Yes. If you have applied to strike off your company but later discover it is insolvent or has outstanding debts, you can withdraw the dissolution application and begin a formal liquidation process instead.

This is often necessary when creditors object to the strike-off or when Directors realise the company cannot repay liabilities in full. Moving into liquidation ensures that debts are dealt with appropriately under insolvency law and reduces the risk of restoration or Director liability. Seeking professional advice early can help you switch routes smoothly and avoid further complications.

 

Related: Can You Strike Off A Company With Debts?

 

Clarke Bell can help

Clarke Bell helps Directors close their companies correctly through CVLs and MVLs. Our licensed Insolvency Practitioners provide clear advice and manage the entire process from start to finish.
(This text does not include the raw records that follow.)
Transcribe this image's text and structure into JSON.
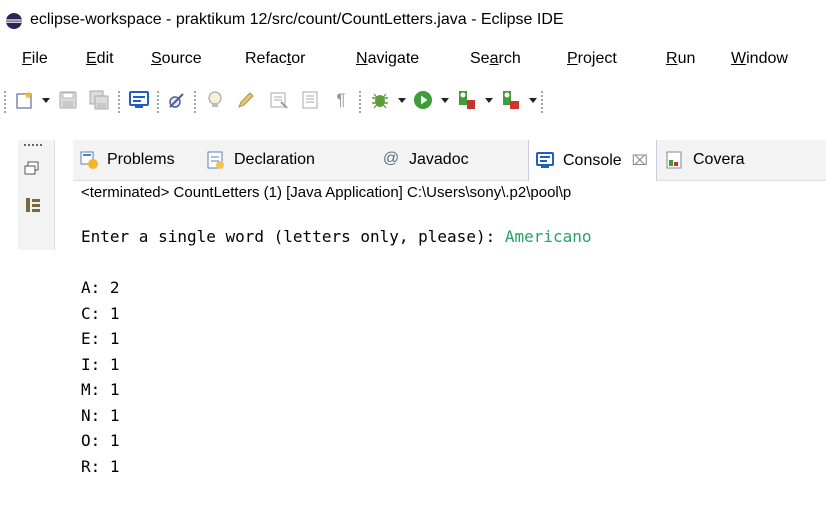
{
  "window": {
    "title": "eclipse-workspace - praktikum 12/src/count/CountLetters.java - Eclipse IDE"
  },
  "menu": [
    {
      "mnemonic": "F",
      "rest": "ile"
    },
    {
      "mnemonic": "E",
      "rest": "dit"
    },
    {
      "mnemonic": "S",
      "rest": "ource"
    },
    {
      "pre": "Refac",
      "mnemonic": "t",
      "rest": "or"
    },
    {
      "mnemonic": "N",
      "rest": "avigate"
    },
    {
      "pre": "Se",
      "mnemonic": "a",
      "rest": "rch"
    },
    {
      "mnemonic": "P",
      "rest": "roject"
    },
    {
      "mnemonic": "R",
      "rest": "un"
    },
    {
      "mnemonic": "W",
      "rest": "indow"
    }
  ],
  "toolbar_icons": [
    "new-icon",
    "save-icon",
    "save-all-icon",
    "terminal-icon",
    "skip-breakpoints-icon",
    "tip-icon",
    "edit-icon",
    "view-icon",
    "view2-icon",
    "pilcrow-icon",
    "debug-icon",
    "run-icon",
    "coverage-icon",
    "external-tools-icon"
  ],
  "tabs": [
    {
      "label": "Problems",
      "icon": "problems-icon"
    },
    {
      "label": "Declaration",
      "icon": "declaration-icon"
    },
    {
      "label": "Javadoc",
      "icon": "javadoc-icon"
    },
    {
      "label": "Console",
      "icon": "console-icon",
      "active": true,
      "close": "⌧"
    },
    {
      "label": "Covera",
      "icon": "coverage-icon"
    }
  ],
  "console": {
    "status": "<terminated> CountLetters (1) [Java Application] C:\\Users\\sony\\.p2\\pool\\p",
    "prompt": "Enter a single word (letters only, please): ",
    "user_input": "Americano",
    "lines": [
      "A: 2",
      "C: 1",
      "E: 1",
      "I: 1",
      "M: 1",
      "N: 1",
      "O: 1",
      "R: 1"
    ]
  },
  "colors": {
    "input_text": "#2aa06b",
    "tab_bar": "#f3f3f3",
    "accent": "#1f5fbf"
  }
}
Whether your company is solvent or insolvent, we will explain your options and ensure the closure is handled correctly and compliantly. Contact us today to arrange a free, confidential consultation.

 

Frequently asked questions

Can I dissolve a company with debts?

No. You cannot dissolve a company that has outstanding debts. Creditors can object to the strike-off application, and even if dissolution goes ahead, they can apply to restore the company to recover what they are owed.

How long does dissolution take?

Dissolution usually takes around two to three months. After submitting the DS01 form, Companies House publishes notice of the proposed strike-off, and if no objections are raised during the two-month period, the company is removed from the register.

Can a dissolved company be reinstated?

Yes. A dissolved company can be reinstated to the Companies House register. Creditors or other interested parties can apply for restoration if they wish to pursue unpaid debts or legal claims.

What happens to company assets upon dissolution?

Any assets remaining in the company at the time of dissolution may pass to the Crown as bona vacantia. This is why all assets should be properly distributed before applying for strike-off.

Is dissolution cheaper than liquidation?

Yes, dissolution is cheaper upfront. It involves a small Companies House fee and does not require a licensed Insolvency Practitioner. However, liquidation involves professional fees but provides legal protection and a structured process for dealing with debts and assets. Cost alone should not determine the correct route.